« Questions sur l’or ! »

Mes chères contrariennes, mes chers contrariens !

Voici les questions qui me sont posées par le journal économique Intereconomia. Comme cette interview porte sur l’or, je vous propose de vous faire profiter de la version française des réponses apportées.

1. Quelle attractivité a maintenant l’or pour un investisseur particulier ?

La crise que nous traversons a commencé à l’été 2007. À l’époque, l’élément déclencheur était les « subprimes » américaines, raison pour laquelle finalement cette crise est connue avant tout sous le nom de « crise des subprimes ». Souvenez-vous. Nous étions en 2007. Nous sommes aujourd’hui en 2014. Cet été la crise fêtera son 7e anniversaire. 7 ans ! Que le temps passe vite n’est-ce-pas. Cela me semble hier, pourtant déjà sept années sont passées. Pourquoi j’insiste sur cette durée ? Pour une raison à la fois simple et pourtant essentielle.

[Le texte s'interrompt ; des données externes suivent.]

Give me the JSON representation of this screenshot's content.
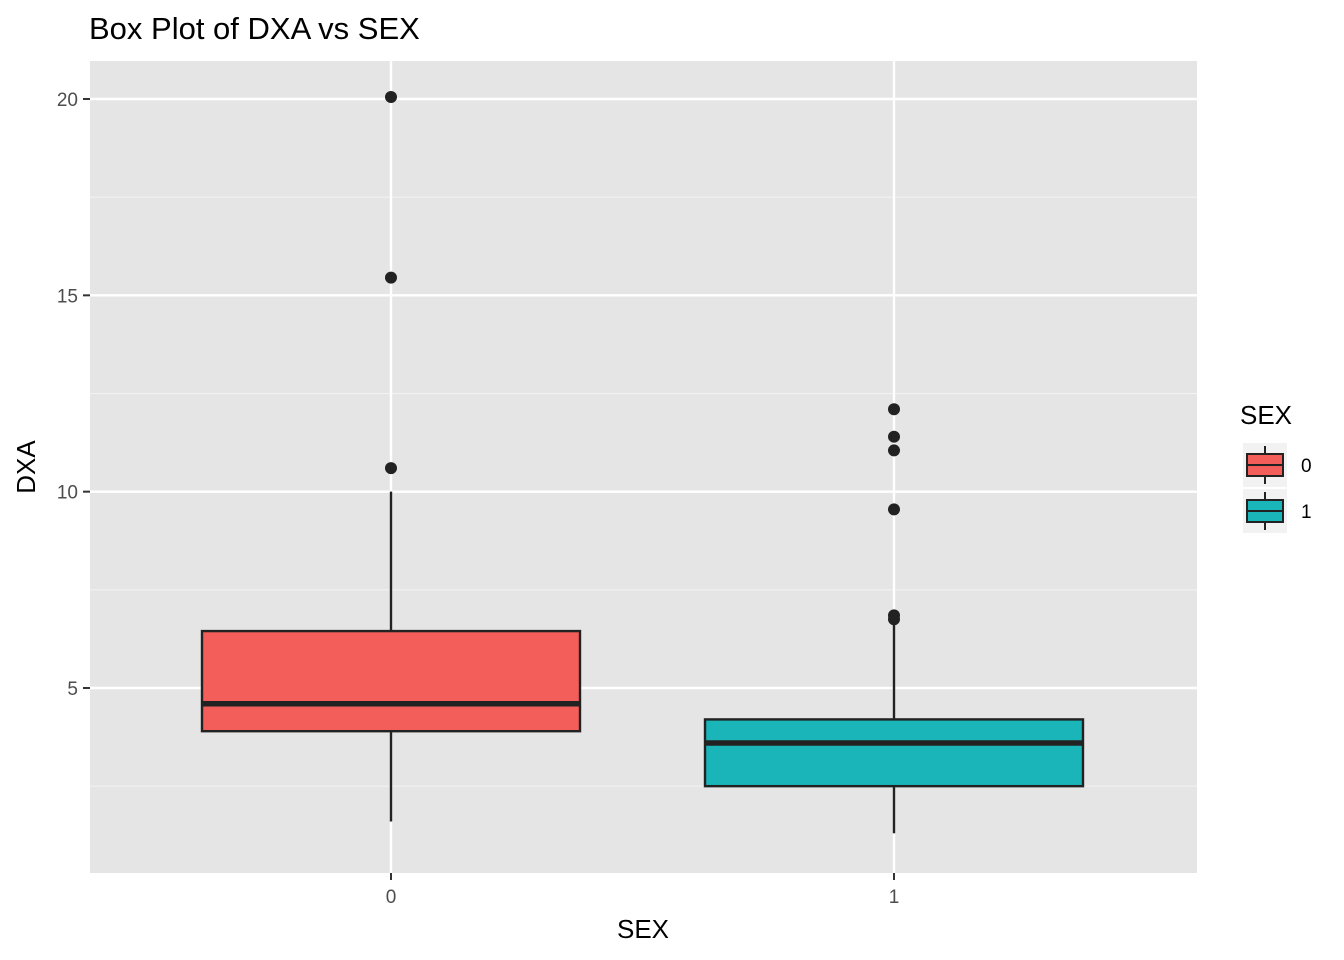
{
  "chart_data": {
    "type": "box",
    "title": "Box Plot of DXA vs SEX",
    "xlabel": "SEX",
    "ylabel": "DXA",
    "ylim": [
      0.5,
      21
    ],
    "yticks": [
      5,
      10,
      15,
      20
    ],
    "grid": true,
    "legend": {
      "title": "SEX",
      "position": "right",
      "entries": [
        "0",
        "1"
      ]
    },
    "categories": [
      "0",
      "1"
    ],
    "series": [
      {
        "category": "0",
        "color": "#F35E5A",
        "min": 1.6,
        "q1": 3.9,
        "median": 4.6,
        "q3": 6.45,
        "max": 10.0,
        "outliers": [
          10.6,
          15.45,
          20.05
        ]
      },
      {
        "category": "1",
        "color": "#19B5B9",
        "min": 1.3,
        "q1": 2.5,
        "median": 3.6,
        "q3": 4.2,
        "max": 6.7,
        "outliers": [
          6.75,
          6.85,
          9.55,
          11.05,
          11.4,
          12.1
        ]
      }
    ]
  }
}
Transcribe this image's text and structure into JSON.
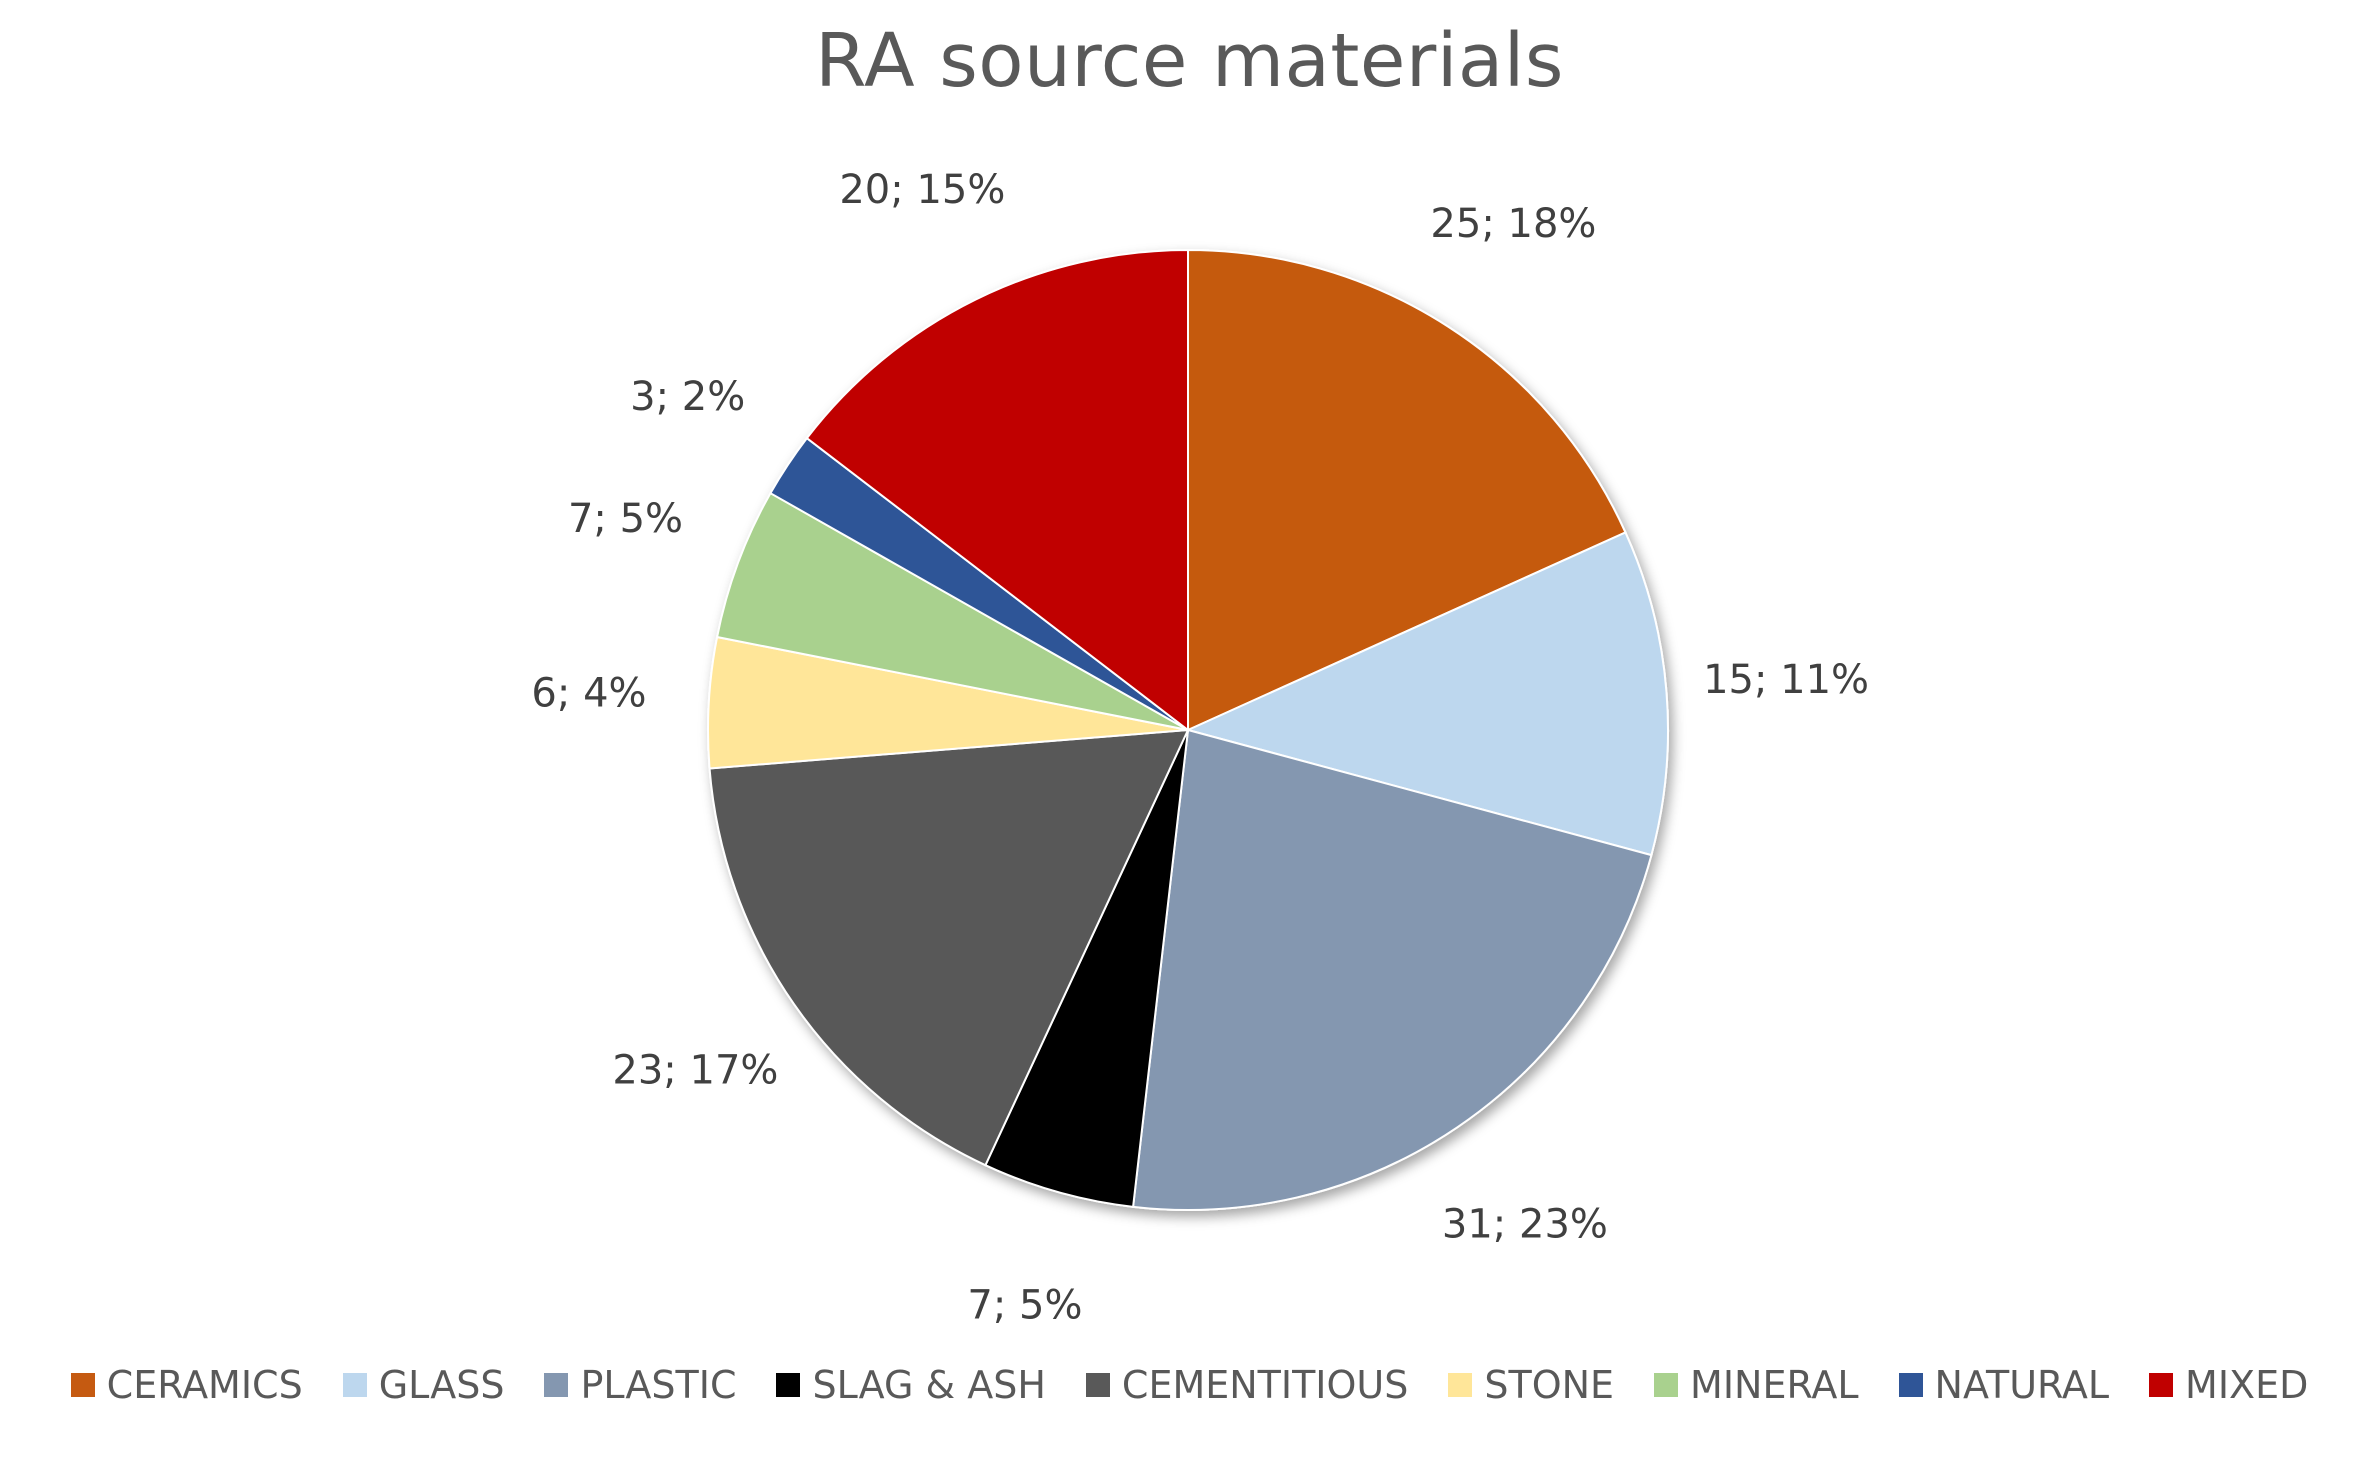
{
  "chart_data": {
    "type": "pie",
    "title": "RA source materials",
    "legend_position": "bottom",
    "start_angle_deg": 0,
    "direction": "clockwise",
    "slices": [
      {
        "name": "CERAMICS",
        "value": 25,
        "percent": "18%",
        "label": "25; 18%",
        "color": "#C55A11"
      },
      {
        "name": "GLASS",
        "value": 15,
        "percent": "11%",
        "label": "15; 11%",
        "color": "#BDD7EE"
      },
      {
        "name": "PLASTIC",
        "value": 31,
        "percent": "23%",
        "label": "31; 23%",
        "color": "#8497B0"
      },
      {
        "name": "SLAG & ASH",
        "value": 7,
        "percent": "5%",
        "label": "7; 5%",
        "color": "#000000"
      },
      {
        "name": "CEMENTITIOUS",
        "value": 23,
        "percent": "17%",
        "label": "23; 17%",
        "color": "#595959"
      },
      {
        "name": "STONE",
        "value": 6,
        "percent": "4%",
        "label": "6; 4%",
        "color": "#FFE699"
      },
      {
        "name": "MINERAL",
        "value": 7,
        "percent": "5%",
        "label": "7; 5%",
        "color": "#A9D18E"
      },
      {
        "name": "NATURAL",
        "value": 3,
        "percent": "2%",
        "label": "3; 2%",
        "color": "#2F5597"
      },
      {
        "name": "MIXED",
        "value": 20,
        "percent": "15%",
        "label": "20; 15%",
        "color": "#C00000"
      }
    ]
  }
}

Cette crise n’est pas passagère, elle ne correspond pas aux cycles économiques (expansion/récession) de courte durée (5 ans) dont nous avons l’habitude. Une crise qui dure depuis 7 années n’est pas une crise conjoncturelle, c’est une crise structurelle, une crise de système, une crise de modèle, et c’est évidemment autrement plus grave qu’une simple contraction momentanée de la croissance.

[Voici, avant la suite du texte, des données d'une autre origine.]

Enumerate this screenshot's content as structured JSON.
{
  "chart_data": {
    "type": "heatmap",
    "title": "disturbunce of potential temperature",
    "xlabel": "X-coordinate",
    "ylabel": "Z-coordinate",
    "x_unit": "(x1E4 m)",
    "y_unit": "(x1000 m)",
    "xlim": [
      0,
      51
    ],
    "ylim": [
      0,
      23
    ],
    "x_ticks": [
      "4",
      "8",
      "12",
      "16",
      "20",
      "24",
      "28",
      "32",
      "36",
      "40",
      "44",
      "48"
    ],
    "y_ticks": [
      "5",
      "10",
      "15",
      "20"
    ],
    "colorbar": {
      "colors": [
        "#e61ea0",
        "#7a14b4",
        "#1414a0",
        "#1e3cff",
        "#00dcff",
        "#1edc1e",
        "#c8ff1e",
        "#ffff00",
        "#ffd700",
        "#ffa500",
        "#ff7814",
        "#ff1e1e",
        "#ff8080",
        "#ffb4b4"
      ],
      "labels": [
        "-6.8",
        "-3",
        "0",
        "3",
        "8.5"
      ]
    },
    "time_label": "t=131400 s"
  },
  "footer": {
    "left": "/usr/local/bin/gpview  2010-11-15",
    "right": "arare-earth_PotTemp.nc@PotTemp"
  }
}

Cette crise a d’abord été immobilière aux USA, puis financière, puis bancaire, puis boursière, puis enfin tout cela est devenue une crise économique. Nous avons fait des plans de relance, et tout cela nous a conduit à une crise de surendettement ou plus précisément d’endettement massif des États… tout cela finira vraisemblablement par une immense crise monétaire qui signera la matérialisation de la fin d’un système et l’entrée du monde dans un nouveau modèle économique.

L’or est la seule façon connue pour se prémunir contre une crise monétaire et nous avons environ 6 000 ans de recul sur le métal jaune ! C’est ce qui fait aujourd’hui tout autant qu’hier l’intérêt de l’or. L’or est l’assurance ultime de votre patrimoine financier. Regardez ce qui s’est passé à Chypre ! L’Espagne est un grand pays avec de grandes banques qui, quoi que l’on en dise, sont dans une situation très difficile. L’année 2013 a été consacrée à la préparation par nos élites européennes de l’élaboration du cadre juridique dans le cadre de la Directive européenne sur les bail in bancaire au « chyprage » des épargnants ! L’Espagne n’est pas à l’abri, loin de là, de voir ses banques vaciller et les épargnants ruinés. Regardez ce qu’il passe actuellement en Italie et les pertes très importantes (14 milliards d’euros) pour UniCrédit. La France n’est d’ailleurs pas plus à l’abri d’une telle éventualité que l’Espagne ou l’Italie.

Pour ceux qui pensent qu’une crise qui dure depuis 7 ans est sans gravité, l’or n’a aucun intérêt. Pour ceux qui pensent que le retour de la croissance à 10 % pour an est une certitude, alors l’or n’a aucun intérêt. Pour ceux qui pensent qu’il ne pèse plus de risques sur l’économie mondiale et européenne en particulier, alors l’or n’a aucune utilité. Sauf que cette crise n’est toujours pas terminée depuis 7 ans !!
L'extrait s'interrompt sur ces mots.